2.7.2. Gauss -Jordan (Augmented matrix)#

\[\begin{split} \begin{bmatrix} 1 & 3 & 1 & 0 \\ 2 & 7 & 0 & 1 \end{bmatrix} \to \begin{bmatrix} 1 & 3 & 1 & 0 \\ 0 & 1 & -2 & 1 \end{bmatrix} \to \begin{bmatrix} 1 & 0 & 7 & -3 \\ 0 & 1 & -2 & 1 \end{bmatrix} \end{split}\]

\[ E \begin{bmatrix} A \mid I \end{bmatrix} = \begin{bmatrix} I \mid A^{-1} \end{bmatrix}, \quad E \text{ is the elimination matrix} \]

2.8. Singular matrix (do not have inverse)#

\[\begin{split} \begin{bmatrix} 1 & 3 \\ 2 & 6 \end{bmatrix} \end{split}\]

Square matrices do not have an inverse if I can find a vector $\mathbf{x}$ with $A\mathbf{x} = 0$.

\[\begin{split} \begin{bmatrix} 1 & 3 \\ 2 & 6 \end{bmatrix} \begin{bmatrix} 3 \\ -1 \end{bmatrix} = \begin{bmatrix} 0 \\ 0 \end{bmatrix} \end{split}\]

2.9. Important Example#

The matrix $S^2$ has a useful interpretation. $(S^2)_{ij}$ counts the walks of length 2 between node $i$ and node $j$. Between nodes 2 and 3, the graph has two walks: go via 1 or go via 4. From node 1 to node 1, there are also two walks: 1→2→1 and 1→3→1.

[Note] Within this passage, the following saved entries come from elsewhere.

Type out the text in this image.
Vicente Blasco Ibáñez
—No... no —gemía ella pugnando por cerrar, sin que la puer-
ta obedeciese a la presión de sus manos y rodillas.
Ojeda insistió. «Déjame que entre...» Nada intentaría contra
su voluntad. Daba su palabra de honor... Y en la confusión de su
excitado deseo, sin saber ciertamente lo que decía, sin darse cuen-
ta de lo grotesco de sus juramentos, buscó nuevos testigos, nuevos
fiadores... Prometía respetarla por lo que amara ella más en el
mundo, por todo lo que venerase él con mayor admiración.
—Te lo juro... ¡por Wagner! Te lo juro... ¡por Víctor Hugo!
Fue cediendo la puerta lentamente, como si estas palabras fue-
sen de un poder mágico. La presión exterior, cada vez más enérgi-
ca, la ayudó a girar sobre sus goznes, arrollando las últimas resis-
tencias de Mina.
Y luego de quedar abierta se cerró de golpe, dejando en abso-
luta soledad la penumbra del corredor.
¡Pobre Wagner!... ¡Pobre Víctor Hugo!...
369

\[\begin{split} S^2 = \begin{bmatrix} 2 & 1 & 1 & 2 \\ 1 & 3 & 2 & 1 \\ 1 & 2 & 1 & 2 \\ 2 & 1 & 1 & 2 \end{bmatrix} \quad S^3 = \begin{bmatrix} 2 & 5 & 5 & 2 \\ 5 & 4 & 5 & 5 \\ 5 & 5 & 4 & 5 \\ 2 & 5 & 5 & 2 \end{bmatrix} \end{split}\]

Can you find 5 walks of length 3 between nodes 1 and 2?

The real question is why $S^N$ counts all the $N$-step paths between pairs of nodes. Start with $S^2$ and look at matrix multiplication by dot products:

\[(S^2)_{ij} = \text{(row } i \text{ of } S) \cdot \text{(column } j \text{ of } S) = s_{i1}s_{1j} + s_{i2}s_{2j} + s_{i3}s_{3j} + s_{i4}s_{4j}. \quad (7)\]

If there is a 2-step path $i \to 1 \to j$, the first multiplication gives $s_{i1}s_{1j} = (1)(1) = 1$. If $i \to 1 \to j$ is not a path, then either $i \to 1$ is missing or $1 \to j$ is missing. So the multiplication gives $s_{i1}s_{1j} = 0$ in that case.